By combining what’s called “DomainKeys Identified Mail” and the “Sender Policy Framework” with the “Authentication Failure Reporting Format,” DMARC represents the most comprehensive approach to preventing email abuse and protecting sender brands that the Internet industry has offered to date, according to Alec Peterson, chief technology officer at Message Systems.

Because DMARC is supported by the major Internet e-mail service providers, including Google, YahooMail, AOL and Microsoft, Twitter estimates about 90% of Twitter’s user base globally is covered under the DMARC filtering umbrella. Several Chinese ISPs have implemented DMARC as well. But Aberant would like to see more European telecommunications firms and those in the private sector join the DMARC effort to see the momentum build.
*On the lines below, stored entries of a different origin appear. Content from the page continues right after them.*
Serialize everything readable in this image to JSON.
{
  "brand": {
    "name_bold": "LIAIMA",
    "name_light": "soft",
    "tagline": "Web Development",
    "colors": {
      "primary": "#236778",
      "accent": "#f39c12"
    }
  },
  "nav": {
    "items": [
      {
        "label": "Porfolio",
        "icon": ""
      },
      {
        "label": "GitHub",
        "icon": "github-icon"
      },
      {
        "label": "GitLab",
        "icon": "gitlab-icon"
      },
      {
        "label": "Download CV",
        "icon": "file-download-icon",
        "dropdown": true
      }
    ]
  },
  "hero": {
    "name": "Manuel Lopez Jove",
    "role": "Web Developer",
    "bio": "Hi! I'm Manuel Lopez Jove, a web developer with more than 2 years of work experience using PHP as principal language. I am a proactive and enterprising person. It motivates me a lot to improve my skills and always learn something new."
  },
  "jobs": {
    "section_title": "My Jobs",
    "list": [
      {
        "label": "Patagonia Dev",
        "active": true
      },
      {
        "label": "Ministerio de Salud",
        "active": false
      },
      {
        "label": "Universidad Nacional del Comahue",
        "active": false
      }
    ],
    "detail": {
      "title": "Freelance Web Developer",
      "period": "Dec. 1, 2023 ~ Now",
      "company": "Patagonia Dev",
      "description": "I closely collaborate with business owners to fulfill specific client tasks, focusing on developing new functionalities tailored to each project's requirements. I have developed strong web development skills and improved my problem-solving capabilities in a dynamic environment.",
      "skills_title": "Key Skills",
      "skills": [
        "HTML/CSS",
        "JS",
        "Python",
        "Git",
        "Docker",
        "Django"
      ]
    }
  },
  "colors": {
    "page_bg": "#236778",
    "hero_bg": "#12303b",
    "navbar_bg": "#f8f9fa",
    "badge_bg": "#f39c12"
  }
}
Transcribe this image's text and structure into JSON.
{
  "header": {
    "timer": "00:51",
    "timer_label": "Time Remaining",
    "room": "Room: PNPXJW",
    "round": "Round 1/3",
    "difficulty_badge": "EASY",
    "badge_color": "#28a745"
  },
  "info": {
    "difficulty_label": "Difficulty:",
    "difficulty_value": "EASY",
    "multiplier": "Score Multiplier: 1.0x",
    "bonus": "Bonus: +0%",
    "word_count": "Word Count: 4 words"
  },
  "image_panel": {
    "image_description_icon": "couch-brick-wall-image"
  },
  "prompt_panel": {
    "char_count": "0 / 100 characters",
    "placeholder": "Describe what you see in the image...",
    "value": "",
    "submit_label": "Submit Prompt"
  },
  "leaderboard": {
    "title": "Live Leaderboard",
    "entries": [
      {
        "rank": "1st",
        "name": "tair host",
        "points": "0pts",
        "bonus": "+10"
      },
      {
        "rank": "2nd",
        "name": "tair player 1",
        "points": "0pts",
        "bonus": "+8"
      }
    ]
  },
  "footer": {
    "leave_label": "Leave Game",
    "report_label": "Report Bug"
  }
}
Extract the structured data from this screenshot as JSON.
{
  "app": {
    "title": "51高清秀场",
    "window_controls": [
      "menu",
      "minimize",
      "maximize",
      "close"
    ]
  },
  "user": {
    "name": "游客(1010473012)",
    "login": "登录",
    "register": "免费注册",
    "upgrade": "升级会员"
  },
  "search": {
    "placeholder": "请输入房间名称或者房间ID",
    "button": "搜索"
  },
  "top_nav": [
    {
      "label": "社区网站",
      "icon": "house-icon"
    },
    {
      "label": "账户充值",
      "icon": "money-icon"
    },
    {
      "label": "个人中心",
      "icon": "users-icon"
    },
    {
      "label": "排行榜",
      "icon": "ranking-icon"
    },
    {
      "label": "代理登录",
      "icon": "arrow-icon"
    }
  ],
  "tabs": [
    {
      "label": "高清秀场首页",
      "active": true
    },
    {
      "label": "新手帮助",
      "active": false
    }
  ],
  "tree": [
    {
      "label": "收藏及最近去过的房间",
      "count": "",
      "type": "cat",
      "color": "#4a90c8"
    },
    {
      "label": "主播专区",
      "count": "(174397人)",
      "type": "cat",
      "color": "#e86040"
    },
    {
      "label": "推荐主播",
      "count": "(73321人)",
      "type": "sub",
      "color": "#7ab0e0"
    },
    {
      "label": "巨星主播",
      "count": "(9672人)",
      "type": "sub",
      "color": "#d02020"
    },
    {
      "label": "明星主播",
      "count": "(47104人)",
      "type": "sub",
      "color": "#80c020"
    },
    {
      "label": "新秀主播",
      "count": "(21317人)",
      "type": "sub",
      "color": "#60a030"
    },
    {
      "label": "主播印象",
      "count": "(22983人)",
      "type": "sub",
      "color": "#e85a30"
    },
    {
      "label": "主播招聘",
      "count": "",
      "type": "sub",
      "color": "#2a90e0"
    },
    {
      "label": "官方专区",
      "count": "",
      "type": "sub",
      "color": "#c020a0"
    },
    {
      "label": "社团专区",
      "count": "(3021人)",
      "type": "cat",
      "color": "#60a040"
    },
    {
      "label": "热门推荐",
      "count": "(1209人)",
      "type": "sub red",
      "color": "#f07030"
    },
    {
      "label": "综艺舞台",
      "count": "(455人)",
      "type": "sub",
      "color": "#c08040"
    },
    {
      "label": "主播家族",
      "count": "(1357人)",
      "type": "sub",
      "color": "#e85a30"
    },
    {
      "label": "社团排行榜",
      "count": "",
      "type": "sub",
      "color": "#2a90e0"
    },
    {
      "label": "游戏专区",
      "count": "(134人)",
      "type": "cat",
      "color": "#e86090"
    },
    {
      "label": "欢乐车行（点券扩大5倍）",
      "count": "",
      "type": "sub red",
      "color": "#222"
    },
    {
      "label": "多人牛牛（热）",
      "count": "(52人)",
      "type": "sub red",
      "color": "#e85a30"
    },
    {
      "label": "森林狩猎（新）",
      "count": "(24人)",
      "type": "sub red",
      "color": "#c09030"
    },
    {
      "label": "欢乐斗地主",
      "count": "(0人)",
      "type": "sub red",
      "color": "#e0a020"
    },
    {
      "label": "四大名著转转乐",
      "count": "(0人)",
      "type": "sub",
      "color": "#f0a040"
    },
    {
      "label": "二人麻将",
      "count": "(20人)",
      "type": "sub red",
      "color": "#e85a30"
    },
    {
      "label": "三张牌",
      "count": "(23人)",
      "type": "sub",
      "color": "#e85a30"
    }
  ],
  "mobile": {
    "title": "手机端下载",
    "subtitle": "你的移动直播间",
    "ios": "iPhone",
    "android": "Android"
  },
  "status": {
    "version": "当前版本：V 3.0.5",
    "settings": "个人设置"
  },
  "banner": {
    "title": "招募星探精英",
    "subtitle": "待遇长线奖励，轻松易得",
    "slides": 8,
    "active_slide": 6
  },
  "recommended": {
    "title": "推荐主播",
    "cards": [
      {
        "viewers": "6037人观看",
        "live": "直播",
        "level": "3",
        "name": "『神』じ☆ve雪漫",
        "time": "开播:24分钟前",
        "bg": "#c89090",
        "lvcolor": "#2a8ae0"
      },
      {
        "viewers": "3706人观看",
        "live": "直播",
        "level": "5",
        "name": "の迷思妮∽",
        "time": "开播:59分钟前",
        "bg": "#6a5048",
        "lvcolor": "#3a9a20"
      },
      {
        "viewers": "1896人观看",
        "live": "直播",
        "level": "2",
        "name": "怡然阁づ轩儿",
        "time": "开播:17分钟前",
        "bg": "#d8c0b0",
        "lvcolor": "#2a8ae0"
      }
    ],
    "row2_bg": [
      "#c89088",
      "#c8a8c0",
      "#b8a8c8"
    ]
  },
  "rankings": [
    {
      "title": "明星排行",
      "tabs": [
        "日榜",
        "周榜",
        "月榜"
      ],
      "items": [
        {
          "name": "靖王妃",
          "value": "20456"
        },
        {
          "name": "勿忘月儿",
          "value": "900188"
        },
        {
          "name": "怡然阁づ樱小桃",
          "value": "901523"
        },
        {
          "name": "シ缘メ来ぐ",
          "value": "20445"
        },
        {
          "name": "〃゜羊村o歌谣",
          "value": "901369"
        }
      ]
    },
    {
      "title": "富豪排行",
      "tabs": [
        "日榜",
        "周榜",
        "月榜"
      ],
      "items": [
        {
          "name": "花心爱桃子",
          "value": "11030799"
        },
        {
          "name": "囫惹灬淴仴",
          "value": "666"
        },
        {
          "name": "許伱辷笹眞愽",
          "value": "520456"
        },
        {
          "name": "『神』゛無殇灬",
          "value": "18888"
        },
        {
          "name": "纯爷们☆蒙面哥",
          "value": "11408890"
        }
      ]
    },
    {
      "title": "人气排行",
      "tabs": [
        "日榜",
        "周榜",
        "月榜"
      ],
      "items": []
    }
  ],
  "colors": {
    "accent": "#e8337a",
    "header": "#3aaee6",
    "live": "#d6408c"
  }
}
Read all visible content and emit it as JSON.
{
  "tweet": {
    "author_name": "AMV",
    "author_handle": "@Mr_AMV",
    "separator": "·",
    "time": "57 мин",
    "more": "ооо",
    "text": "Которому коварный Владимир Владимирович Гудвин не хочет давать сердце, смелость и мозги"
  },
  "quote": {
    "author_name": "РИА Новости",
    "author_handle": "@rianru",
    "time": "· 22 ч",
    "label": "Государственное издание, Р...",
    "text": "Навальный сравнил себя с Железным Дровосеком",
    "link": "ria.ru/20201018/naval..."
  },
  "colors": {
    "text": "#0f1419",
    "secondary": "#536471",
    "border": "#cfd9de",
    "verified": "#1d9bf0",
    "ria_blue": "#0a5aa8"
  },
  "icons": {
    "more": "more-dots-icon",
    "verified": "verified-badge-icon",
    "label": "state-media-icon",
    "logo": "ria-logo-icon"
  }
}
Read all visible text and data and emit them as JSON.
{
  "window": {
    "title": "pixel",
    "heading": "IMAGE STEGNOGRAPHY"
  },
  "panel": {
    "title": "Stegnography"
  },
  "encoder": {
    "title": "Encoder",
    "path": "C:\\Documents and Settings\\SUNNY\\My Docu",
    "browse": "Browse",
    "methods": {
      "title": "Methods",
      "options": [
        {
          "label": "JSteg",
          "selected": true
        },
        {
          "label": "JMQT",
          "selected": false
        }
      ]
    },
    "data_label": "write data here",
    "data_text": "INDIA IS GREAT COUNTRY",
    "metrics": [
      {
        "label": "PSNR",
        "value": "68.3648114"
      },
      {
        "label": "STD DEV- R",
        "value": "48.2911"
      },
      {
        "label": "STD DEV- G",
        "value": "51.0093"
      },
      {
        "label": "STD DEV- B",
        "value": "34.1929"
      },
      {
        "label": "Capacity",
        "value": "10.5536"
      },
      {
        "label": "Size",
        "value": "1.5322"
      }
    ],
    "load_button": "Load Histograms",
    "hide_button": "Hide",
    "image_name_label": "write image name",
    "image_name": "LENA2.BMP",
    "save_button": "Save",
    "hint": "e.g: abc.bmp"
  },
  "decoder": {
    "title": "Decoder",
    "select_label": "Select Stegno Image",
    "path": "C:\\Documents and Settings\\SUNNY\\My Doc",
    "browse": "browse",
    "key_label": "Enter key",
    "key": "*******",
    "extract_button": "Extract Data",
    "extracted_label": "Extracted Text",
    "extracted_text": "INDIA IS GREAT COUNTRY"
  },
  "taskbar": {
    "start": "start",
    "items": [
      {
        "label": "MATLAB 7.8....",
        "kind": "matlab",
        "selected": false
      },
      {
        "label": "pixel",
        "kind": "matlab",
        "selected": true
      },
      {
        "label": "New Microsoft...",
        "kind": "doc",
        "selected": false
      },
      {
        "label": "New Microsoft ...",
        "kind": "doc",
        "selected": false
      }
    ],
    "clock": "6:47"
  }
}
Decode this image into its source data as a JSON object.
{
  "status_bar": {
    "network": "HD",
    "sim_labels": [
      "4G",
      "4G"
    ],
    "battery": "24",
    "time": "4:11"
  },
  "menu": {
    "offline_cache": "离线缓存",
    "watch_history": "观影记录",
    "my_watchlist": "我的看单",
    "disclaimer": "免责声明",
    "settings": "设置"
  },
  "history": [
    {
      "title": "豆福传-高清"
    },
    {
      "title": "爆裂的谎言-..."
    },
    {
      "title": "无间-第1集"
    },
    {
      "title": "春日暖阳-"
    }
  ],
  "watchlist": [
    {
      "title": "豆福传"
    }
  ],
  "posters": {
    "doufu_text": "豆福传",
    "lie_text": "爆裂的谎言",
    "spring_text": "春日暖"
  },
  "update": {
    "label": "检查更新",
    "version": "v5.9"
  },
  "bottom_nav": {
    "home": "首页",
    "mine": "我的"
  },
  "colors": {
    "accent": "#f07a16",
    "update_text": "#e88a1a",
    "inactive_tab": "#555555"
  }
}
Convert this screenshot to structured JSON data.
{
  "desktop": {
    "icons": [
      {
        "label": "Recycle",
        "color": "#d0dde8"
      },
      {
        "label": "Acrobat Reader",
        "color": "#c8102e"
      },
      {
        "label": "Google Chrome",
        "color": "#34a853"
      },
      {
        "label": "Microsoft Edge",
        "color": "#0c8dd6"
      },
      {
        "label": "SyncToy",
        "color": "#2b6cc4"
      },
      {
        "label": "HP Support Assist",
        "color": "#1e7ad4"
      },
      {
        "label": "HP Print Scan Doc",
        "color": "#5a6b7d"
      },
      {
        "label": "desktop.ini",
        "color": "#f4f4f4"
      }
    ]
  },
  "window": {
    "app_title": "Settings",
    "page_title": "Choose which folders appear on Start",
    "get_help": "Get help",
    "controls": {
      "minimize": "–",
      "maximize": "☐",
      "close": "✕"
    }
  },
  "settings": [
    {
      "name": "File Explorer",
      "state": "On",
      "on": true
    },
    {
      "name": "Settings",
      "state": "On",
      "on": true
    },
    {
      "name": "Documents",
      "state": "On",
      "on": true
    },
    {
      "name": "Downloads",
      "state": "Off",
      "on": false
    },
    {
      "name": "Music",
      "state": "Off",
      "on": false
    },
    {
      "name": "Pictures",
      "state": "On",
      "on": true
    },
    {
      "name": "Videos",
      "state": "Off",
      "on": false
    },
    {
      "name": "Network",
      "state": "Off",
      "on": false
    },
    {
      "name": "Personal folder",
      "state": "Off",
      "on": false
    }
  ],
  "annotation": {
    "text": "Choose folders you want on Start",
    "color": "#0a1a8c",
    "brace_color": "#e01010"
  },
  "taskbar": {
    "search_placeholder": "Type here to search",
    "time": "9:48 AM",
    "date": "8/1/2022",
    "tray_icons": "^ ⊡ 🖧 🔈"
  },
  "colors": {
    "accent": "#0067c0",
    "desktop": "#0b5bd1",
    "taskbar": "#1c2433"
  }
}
Twitter’s DMARC project, which took several months, involved working with a number of outside companies, the business partners such as Salesforce.com, to achieve a kind of “identity alignment” in messaging using the DMARC protocol, says Aberant.

Making sure DMARC authentication works properly means you have to “get a hold of the right people that manage the mail infrastructure,” he points out. Because Salesforce also happened to be using Message Systems, it was a fairly simple configuration change. But in other instances with business partners, the conversion to DMARC can be somewhat more demanding.